Debussy: Ibéria; Prélude à l’après-midi d’un faune; La mer

WORKS: Ibéria; Prélude à l’après-midi d’un faune; La mer
PERFORMER: NBC SO/Arturo Toscanini
Toscanini’s 1953 Debussy concert comes from Carnegie Hall rather than the boxy Studio 8H where most of his recordings were made, so you can hear the orchestral sound blooming in a real acoustic, and enjoy the sensuous quality of the sound in the middle movement of Ibéria, as well as the detail and tight rhythmic control in the outer movements. In L’après-midi, I wish that Toscanini would let go a bit more: the opening flute solo is confined by the bar-lines, and the rhapsodic nature of the music doesn’t quite flower under such strict control. The more symphonic structure of La mer suits him better, and his care for balance and sonority makes for a tight performance.
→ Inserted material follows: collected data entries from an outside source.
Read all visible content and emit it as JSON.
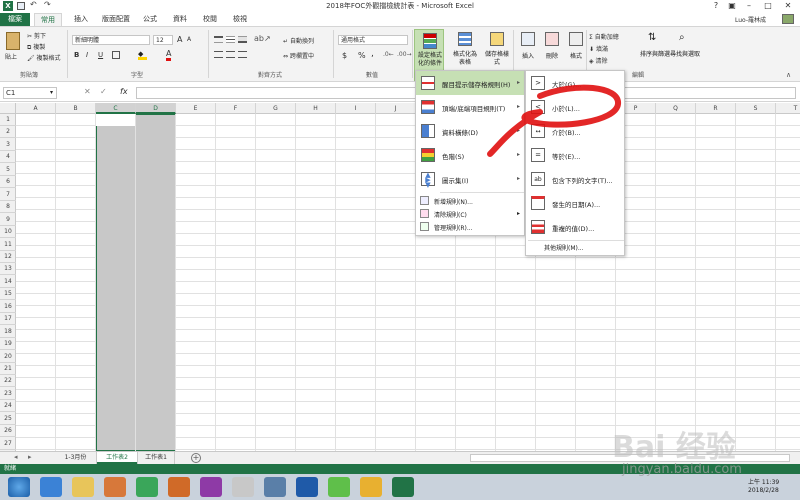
{
  "window": {
    "title": "2018年FOC外觀擋檢統計表 - Microsoft Excel",
    "user": "Luo-羅林成"
  },
  "quick_access": {
    "save_icon": "save-icon",
    "undo_icon": "undo-icon",
    "redo_icon": "redo-icon"
  },
  "tabs": [
    {
      "label": "檔案"
    },
    {
      "label": "常用"
    },
    {
      "label": "插入"
    },
    {
      "label": "版面配置"
    },
    {
      "label": "公式"
    },
    {
      "label": "資料"
    },
    {
      "label": "校閱"
    },
    {
      "label": "檢視"
    }
  ],
  "ribbon": {
    "clipboard": {
      "paste": "貼上",
      "cut": "剪下",
      "copy": "複製",
      "format_painter": "複製格式",
      "group": "剪貼簿"
    },
    "font": {
      "name": "新細明體",
      "size": "12",
      "bold": "B",
      "italic": "I",
      "underline": "U",
      "group": "字型",
      "font_color_glyph": "A",
      "grow_glyph": "A",
      "shrink_glyph": "A"
    },
    "alignment": {
      "wrap": "自動換列",
      "merge": "跨欄置中",
      "group": "對齊方式"
    },
    "number": {
      "format": "通用格式",
      "currency": "$",
      "percent": "%",
      "comma": ",",
      "group": "數值"
    },
    "styles": {
      "conditional": "設定格式化的條件",
      "table": "格式化為表格",
      "cell": "儲存格樣式"
    },
    "cells": {
      "insert": "插入",
      "delete": "刪除",
      "format": "格式"
    },
    "editing": {
      "autosum": "自動加總",
      "fill": "填滿",
      "clear": "清除",
      "sort": "排序與篩選",
      "find": "尋找與選取",
      "group": "編輯"
    }
  },
  "formula_bar": {
    "name_box": "C1",
    "fx": "fx",
    "cancel_glyph": "✕",
    "enter_glyph": "✓"
  },
  "columns": [
    "A",
    "B",
    "C",
    "D",
    "E",
    "F",
    "G",
    "H",
    "I",
    "J",
    "K",
    "L",
    "M",
    "N",
    "O",
    "P",
    "Q",
    "R",
    "S",
    "T"
  ],
  "rows": [
    "1",
    "2",
    "3",
    "4",
    "5",
    "6",
    "7",
    "8",
    "9",
    "10",
    "11",
    "12",
    "13",
    "14",
    "15",
    "16",
    "17",
    "18",
    "19",
    "20",
    "21",
    "22",
    "23",
    "24",
    "25",
    "26",
    "27"
  ],
  "sheets": [
    {
      "label": "1-3月份"
    },
    {
      "label": "工作表2"
    },
    {
      "label": "工作表1"
    }
  ],
  "status": {
    "text": "就緒"
  },
  "cf_menu": {
    "items": [
      {
        "label": "醒目提示儲存格規則(H)"
      },
      {
        "label": "頂端/底端項目規則(T)"
      },
      {
        "label": "資料橫條(D)"
      },
      {
        "label": "色階(S)"
      },
      {
        "label": "圖示集(I)"
      },
      {
        "label": "新增規則(N)..."
      },
      {
        "label": "清除規則(C)"
      },
      {
        "label": "管理規則(R)..."
      }
    ]
  },
  "sub_menu": {
    "items": [
      {
        "label": "大於(G)..."
      },
      {
        "label": "小於(L)..."
      },
      {
        "label": "介於(B)..."
      },
      {
        "label": "等於(E)..."
      },
      {
        "label": "包含下列的文字(T)..."
      },
      {
        "label": "發生的日期(A)..."
      },
      {
        "label": "重複的值(D)..."
      }
    ],
    "more": "其他規則(M)..."
  },
  "clock": {
    "time": "上午 11:39",
    "date": "2018/2/28"
  },
  "watermark": {
    "text": "jingyan.baidu.com"
  },
  "colors": {
    "excel_green": "#217346",
    "highlight_green": "#c6e0b4",
    "selection_gray": "#c8c8c8",
    "annotation_red": "#e01010"
  }
}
You can hear how he does it in the extensive rehearsal sequences which take up over 90 minutes of the set, though the sound isn’t as good as in the concert itself, and it’s quite a strain on the ears – a transcript of his words would have been useful. There’s the usual amount of shouting and execrable singing, but no temper tantrums, and his alertness to every line of the score is exemplary – and he rehearsed from memory.